La chambre de la femme plus jeune a des murs mauves et nus. Le lit double est couvert d'une couette rose. Le renfoncement de la fenêtre et la petite table en formica collée au mur, juste en dessous, sont pleins de petites peluches de toutes sortes. Sur la table de nuit, un cendrier, le téléphone, deux verres vides, une bouteille de Ballantine's. Sur l'étagère, à côté des produits de beauté, des bougies dégagent une odeur de pomme verte, de vanille et de propreté. Je suis sur un tabouret bas face à la chaise à haut dossier où elle est assise. Nous évitons de nous regarder dans les yeux. Après avoir inspecté la chambre, je garde les miens fermés tandis qu'elle étale sur mon visage un maquillage pâteux. Elle prend soin de ne pas me faire mal. Elle recouvre les bleus d'une crème blanche épaisse comme du dentifrice, puis d'une poudre rougeâtre qu'elle applique avec un pinceau.
Quelques minutes plus tôt, Dimìtris l'a appelée dans l'autre chambre. Elle m'a regardée attentivement puis ils se sont parlé à voix basse, comme des complices de longue date. J'ai ramassé mes affaires et l'ai suivie comme ils me le demandaient.
Je suis sortie dans la rue, lourdement maquillée, mes longs cheveux cachant mon visage. J'ai rejoint la rue Patissìon — les cafés pleins de monde en cette fin d'après-midi — et suis allée au kiosque. Je me suis plantée devant le jeune kiosquier à la queue de cheval et sans un mot j'ai écarté mes boucles blondes qui encadraient mon visage marqué, tuméfié. Je l'ai regardé dans les yeux.
— Ils savent tout, même pour l'arme.
Il a pris un paquet de Gauloises et me l'a tendu. J'ai sorti mon portefeuille du sac pendu à mon épaule et cherché de l'argent.

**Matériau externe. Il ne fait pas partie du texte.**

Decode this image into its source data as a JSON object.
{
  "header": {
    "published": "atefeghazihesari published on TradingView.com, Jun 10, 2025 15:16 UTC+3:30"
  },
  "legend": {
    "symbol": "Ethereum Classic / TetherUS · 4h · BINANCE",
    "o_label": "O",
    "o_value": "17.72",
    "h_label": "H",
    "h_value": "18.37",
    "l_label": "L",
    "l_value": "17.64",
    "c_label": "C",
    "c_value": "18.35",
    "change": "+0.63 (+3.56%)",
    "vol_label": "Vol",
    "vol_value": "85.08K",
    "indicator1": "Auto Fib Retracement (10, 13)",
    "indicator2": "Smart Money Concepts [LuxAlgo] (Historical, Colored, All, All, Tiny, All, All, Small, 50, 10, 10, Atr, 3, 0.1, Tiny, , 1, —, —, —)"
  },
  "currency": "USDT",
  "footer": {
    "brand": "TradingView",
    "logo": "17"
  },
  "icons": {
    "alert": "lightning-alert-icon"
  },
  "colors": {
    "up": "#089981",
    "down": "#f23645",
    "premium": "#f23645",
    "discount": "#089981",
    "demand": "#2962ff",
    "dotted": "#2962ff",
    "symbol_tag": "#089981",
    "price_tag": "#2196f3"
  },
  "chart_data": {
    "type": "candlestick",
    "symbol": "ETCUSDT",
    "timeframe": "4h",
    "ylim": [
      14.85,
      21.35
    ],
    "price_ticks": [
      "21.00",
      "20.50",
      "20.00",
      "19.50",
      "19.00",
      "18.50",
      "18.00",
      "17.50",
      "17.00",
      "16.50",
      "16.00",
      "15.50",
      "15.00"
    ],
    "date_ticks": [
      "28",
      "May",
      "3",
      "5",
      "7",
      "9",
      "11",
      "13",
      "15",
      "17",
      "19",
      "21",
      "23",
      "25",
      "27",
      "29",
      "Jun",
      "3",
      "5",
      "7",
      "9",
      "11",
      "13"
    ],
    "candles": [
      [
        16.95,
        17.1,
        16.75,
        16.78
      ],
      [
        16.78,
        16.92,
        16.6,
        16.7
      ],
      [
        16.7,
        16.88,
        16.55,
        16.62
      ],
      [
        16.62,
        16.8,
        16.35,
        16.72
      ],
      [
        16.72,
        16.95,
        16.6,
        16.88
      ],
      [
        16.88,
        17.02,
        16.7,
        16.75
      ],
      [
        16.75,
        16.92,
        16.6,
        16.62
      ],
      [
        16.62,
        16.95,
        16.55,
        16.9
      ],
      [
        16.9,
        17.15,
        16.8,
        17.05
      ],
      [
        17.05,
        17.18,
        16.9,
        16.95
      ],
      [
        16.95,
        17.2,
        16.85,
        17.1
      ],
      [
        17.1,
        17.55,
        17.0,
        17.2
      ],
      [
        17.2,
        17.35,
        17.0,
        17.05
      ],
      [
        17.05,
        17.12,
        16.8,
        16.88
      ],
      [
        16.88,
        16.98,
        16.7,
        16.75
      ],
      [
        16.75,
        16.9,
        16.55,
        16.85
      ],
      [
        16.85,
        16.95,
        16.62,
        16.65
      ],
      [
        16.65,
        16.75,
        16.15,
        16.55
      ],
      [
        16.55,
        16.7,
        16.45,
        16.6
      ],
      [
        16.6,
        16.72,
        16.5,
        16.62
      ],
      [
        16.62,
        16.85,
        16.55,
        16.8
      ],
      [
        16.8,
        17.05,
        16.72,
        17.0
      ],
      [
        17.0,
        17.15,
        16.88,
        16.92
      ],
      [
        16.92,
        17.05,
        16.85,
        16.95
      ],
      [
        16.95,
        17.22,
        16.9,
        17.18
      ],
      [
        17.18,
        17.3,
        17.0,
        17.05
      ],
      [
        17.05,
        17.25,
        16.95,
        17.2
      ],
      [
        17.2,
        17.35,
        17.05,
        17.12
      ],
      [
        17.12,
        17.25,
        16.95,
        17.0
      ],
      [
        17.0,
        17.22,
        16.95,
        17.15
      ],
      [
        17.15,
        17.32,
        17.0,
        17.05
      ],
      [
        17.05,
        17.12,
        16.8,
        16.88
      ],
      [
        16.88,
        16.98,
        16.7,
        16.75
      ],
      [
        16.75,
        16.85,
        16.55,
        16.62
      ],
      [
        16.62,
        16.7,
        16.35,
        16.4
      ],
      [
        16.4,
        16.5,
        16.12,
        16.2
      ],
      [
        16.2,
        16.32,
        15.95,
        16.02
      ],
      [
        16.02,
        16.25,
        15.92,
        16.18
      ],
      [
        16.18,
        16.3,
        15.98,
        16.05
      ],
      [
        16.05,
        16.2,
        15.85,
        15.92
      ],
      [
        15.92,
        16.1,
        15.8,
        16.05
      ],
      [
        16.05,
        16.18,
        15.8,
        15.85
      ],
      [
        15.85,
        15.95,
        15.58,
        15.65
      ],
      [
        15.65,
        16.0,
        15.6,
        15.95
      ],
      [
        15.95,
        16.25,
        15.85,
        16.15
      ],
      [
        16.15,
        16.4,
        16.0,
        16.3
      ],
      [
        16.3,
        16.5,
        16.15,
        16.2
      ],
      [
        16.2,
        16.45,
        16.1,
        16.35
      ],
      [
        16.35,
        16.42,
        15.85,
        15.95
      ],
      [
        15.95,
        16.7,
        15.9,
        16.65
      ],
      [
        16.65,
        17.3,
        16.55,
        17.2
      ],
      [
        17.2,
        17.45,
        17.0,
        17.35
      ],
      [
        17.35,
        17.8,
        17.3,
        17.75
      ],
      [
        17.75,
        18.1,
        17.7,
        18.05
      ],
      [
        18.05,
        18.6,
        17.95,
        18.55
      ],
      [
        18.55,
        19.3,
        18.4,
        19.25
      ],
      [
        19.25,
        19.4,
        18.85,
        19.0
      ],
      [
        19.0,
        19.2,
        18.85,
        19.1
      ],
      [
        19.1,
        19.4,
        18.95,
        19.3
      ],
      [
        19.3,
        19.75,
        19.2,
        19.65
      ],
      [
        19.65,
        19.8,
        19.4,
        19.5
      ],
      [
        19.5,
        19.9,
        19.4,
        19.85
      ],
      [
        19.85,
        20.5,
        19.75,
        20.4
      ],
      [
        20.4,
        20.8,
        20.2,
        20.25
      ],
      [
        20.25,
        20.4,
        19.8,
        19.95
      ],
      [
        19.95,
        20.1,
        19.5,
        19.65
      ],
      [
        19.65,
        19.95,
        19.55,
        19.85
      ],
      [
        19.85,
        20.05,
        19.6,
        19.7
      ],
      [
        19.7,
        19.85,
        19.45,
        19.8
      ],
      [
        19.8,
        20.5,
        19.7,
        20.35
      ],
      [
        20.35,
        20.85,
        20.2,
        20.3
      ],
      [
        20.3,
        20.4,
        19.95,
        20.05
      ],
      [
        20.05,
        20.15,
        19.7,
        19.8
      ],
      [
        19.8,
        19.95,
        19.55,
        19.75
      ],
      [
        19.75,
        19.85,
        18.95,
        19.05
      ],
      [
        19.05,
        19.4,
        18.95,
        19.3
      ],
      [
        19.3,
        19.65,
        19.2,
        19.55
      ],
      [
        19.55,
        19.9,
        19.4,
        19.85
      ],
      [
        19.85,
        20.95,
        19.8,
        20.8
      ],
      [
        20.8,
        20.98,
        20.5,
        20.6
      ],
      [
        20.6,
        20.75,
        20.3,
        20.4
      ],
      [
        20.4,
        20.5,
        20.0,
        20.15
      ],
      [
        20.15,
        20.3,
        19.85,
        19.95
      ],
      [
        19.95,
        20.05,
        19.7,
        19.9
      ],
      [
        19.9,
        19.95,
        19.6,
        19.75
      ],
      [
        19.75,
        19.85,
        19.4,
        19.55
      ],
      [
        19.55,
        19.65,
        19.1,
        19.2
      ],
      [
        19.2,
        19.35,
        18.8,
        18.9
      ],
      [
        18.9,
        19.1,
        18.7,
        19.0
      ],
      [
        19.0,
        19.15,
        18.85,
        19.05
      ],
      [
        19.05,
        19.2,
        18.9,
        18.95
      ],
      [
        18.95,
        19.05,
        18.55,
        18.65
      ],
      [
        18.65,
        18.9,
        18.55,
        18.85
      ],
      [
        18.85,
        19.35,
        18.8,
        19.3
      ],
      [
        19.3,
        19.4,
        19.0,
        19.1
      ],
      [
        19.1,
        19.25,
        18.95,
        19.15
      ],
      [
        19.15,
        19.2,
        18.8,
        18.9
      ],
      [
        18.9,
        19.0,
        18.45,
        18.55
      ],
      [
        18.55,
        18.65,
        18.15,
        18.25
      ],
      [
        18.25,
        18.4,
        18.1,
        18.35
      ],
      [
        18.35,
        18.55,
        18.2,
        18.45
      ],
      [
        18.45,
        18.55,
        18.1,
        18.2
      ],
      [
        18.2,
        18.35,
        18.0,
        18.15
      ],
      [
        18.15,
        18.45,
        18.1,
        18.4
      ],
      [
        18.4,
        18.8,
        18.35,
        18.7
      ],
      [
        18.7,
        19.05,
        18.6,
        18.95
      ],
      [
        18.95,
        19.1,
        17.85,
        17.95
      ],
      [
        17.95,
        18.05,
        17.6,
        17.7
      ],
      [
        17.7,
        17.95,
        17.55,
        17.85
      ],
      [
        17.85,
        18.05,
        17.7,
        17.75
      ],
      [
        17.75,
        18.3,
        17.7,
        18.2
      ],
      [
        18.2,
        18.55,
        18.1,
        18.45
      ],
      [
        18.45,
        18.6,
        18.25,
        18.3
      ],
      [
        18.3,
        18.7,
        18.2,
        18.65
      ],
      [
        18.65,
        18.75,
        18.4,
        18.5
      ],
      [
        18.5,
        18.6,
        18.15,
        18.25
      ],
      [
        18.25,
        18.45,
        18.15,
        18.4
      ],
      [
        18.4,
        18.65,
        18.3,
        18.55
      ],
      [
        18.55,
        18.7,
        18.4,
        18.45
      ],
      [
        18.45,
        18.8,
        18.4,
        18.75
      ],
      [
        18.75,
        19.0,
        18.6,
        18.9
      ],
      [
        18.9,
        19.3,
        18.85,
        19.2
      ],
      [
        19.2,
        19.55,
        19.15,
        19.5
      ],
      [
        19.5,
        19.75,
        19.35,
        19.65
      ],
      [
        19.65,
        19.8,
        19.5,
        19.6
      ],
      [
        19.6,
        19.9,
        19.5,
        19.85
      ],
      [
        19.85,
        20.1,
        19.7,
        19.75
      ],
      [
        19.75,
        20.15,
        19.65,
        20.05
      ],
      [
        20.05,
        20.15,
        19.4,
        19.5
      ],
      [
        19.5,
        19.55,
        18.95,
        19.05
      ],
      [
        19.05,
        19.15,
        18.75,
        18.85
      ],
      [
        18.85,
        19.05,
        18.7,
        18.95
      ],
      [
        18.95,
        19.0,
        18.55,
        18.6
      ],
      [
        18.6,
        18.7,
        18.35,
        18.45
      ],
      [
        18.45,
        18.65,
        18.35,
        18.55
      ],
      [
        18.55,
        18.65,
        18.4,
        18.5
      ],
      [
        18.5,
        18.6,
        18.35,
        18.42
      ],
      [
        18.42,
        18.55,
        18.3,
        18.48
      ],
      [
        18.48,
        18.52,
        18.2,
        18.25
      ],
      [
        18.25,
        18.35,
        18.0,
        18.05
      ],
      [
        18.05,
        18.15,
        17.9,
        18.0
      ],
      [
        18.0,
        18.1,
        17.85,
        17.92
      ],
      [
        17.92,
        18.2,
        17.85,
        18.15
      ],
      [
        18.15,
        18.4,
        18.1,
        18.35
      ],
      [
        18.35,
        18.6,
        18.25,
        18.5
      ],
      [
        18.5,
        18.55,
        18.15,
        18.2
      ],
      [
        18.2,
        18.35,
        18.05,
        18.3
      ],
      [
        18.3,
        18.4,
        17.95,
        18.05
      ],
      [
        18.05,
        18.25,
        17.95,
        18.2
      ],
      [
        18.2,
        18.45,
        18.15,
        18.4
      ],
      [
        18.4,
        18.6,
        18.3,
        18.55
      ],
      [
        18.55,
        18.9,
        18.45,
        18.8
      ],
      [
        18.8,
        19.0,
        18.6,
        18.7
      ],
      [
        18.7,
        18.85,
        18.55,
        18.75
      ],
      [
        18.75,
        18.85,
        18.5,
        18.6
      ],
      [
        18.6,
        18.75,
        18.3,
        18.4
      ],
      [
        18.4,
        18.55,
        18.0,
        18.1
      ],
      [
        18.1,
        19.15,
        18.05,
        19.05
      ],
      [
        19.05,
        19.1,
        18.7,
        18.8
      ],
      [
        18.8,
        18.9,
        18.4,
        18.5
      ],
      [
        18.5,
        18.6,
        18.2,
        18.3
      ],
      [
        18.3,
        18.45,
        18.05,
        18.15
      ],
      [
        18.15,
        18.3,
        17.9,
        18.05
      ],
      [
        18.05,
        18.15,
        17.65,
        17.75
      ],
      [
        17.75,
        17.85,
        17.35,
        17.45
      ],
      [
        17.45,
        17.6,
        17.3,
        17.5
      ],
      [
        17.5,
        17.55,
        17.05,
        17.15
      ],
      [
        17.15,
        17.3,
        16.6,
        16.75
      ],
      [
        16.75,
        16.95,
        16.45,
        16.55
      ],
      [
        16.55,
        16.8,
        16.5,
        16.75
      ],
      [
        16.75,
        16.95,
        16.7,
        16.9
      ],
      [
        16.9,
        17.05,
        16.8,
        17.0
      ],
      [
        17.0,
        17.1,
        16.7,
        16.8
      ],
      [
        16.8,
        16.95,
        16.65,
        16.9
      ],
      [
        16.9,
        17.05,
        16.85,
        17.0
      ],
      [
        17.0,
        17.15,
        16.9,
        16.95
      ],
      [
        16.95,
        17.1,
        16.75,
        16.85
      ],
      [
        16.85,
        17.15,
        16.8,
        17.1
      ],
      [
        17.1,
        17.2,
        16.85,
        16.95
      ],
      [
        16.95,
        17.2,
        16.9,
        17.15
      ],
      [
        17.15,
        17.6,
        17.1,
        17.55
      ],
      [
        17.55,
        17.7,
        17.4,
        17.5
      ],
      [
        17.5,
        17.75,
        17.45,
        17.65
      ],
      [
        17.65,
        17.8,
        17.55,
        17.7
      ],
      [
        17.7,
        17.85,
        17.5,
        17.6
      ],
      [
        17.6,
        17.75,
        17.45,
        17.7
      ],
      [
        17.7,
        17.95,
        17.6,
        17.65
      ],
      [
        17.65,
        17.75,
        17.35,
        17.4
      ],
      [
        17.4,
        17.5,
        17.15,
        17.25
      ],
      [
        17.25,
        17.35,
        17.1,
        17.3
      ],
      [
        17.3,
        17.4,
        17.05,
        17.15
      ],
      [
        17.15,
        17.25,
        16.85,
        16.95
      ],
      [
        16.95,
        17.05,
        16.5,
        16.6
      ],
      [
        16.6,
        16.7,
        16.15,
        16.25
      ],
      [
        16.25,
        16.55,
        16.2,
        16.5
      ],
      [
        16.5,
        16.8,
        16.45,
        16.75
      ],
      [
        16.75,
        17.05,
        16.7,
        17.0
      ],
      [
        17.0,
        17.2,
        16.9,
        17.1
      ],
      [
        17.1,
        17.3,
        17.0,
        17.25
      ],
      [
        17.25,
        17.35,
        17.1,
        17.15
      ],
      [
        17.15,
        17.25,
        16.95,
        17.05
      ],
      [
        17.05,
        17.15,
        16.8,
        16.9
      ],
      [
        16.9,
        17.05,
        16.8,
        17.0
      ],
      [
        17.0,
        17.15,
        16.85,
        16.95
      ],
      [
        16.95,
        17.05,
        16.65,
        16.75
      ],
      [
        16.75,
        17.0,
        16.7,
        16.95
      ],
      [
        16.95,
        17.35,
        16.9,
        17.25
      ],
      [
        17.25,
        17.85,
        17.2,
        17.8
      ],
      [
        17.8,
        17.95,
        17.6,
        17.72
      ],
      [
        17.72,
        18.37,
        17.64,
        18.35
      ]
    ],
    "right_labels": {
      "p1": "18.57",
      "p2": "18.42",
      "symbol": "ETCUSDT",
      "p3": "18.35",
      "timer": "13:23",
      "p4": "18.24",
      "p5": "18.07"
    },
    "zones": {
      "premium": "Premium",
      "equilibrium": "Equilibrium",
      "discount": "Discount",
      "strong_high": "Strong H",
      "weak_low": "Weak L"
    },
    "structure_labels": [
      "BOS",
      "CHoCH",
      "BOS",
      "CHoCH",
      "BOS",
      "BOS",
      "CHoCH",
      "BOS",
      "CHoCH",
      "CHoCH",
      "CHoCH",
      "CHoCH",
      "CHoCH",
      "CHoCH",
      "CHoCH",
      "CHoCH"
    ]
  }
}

— Ils savent pour Mìna, préviens les autres, qu'ils se dispersent. Je ne reviendrai pas dans le quartier. Dis-leur de se débarrasser de l'arme.
Il a pris le billet que je lui tendais et m'a rendu la monnaie. Il a parlé sans me regarder.
— Je vais voir Manòlis ce soir. Je vais lui dire ce que le flic t'a fait et il décidera de la suite. Ne téléphone pas, ne communique avec personne.
Je l'ai remercié et suis partie sans regarder derrière moi le grand moustachu qui ces dernières semaines me suivait comme mon ombre.